The modern Christmas tree started as a vehicle for displaying Christmas confections. Cookies, especially gingerbread men, and paper cones cradling old-fashioned comfits, were among the most common nineteenth-century ornaments. Candy canes still festoon trees; although likely first appearing in the 1840s as a handmade confection, they became the emblematic Christmas candy in the 1950s, when production was successfully mechanized. See candy canes.

The gingerbread men trace their roots to ancient confections, with archival documents from the thirteenth century describing a bread made with honey and black pepper. Similar pepper, ginger, and other sweet spice-flavored hard biscuits are found throughout Northern Europe: a brief catalog includes Norwegian pepperkaker, Swedish pepparkakor, Danish brunkager, the Dutch speculoos (a specialty for St. Nicholas’s Day), and the German Lebkuchen. See gingerbread and speculaas.
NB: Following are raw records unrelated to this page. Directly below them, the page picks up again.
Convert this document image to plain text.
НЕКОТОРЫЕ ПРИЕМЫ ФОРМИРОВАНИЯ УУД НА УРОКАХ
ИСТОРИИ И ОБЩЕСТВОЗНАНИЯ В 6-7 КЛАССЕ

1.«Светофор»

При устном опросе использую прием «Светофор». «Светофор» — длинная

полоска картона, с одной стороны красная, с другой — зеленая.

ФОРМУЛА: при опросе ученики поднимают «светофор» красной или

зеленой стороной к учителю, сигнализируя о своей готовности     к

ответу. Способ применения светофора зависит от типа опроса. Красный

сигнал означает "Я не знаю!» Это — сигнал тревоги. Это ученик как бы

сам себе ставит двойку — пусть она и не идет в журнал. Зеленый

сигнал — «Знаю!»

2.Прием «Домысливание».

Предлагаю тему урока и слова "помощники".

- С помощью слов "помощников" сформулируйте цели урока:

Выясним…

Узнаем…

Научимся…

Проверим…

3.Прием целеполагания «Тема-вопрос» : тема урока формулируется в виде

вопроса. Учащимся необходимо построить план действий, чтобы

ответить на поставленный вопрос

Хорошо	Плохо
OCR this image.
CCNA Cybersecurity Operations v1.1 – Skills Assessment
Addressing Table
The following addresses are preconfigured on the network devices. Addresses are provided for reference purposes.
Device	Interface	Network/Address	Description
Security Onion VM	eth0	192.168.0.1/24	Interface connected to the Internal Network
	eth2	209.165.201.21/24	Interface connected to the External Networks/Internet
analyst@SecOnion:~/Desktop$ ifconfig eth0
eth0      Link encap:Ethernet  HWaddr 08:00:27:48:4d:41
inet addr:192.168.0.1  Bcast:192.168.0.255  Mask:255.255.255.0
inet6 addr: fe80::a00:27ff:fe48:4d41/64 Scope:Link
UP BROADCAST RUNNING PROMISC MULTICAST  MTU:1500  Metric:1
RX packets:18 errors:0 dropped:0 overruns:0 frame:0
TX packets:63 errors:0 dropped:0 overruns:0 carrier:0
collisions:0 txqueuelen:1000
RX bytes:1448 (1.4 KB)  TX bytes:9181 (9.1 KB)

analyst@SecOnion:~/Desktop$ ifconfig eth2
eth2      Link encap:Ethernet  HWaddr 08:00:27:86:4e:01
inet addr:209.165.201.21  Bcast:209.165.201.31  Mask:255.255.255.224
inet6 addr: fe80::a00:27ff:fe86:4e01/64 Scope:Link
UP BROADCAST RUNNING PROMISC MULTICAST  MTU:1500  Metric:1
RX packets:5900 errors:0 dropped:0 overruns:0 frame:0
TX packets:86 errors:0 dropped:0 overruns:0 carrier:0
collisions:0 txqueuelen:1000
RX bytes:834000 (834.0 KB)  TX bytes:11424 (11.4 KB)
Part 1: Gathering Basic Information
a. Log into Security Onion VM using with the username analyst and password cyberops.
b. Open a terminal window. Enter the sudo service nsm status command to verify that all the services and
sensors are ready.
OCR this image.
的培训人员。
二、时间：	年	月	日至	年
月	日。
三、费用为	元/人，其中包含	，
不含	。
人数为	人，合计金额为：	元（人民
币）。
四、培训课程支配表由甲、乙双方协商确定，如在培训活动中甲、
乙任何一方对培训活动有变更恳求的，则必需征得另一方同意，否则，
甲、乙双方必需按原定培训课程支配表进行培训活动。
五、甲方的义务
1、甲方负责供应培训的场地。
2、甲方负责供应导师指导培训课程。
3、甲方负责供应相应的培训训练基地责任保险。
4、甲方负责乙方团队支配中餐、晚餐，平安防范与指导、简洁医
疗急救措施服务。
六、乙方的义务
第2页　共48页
The cities of Nuremberg and Dijon were famous for their dry gingerbreads, with guilds of gingerbread makers established in the fifteenth and sixteenth centuries; although made year round, holiday versions were crafted in ornate molds carved with the image of Father Christmas. Gingerbread houses remain a German specialty that spread with German emigration patterns to the United States. Another beautiful German cookie is the springerle, distinctively flavored with anise or caraway and embossed with designs, often on the theme of love and marriage. See springerle. Similar treats generically called “cookeys” show up in America as the first confections specifically labeled for “Christmas” in late eighteenth-century cookbooks. New cookies, incorporating such nontraditional ingredients as chocolate and coconut, swell the ranks of American cookie exchanges. These parties, taking place in early December and at which each attendee brings dozens of cookies to trade, are a modern riff on the gluttonous feasting that has historically marked Christmas.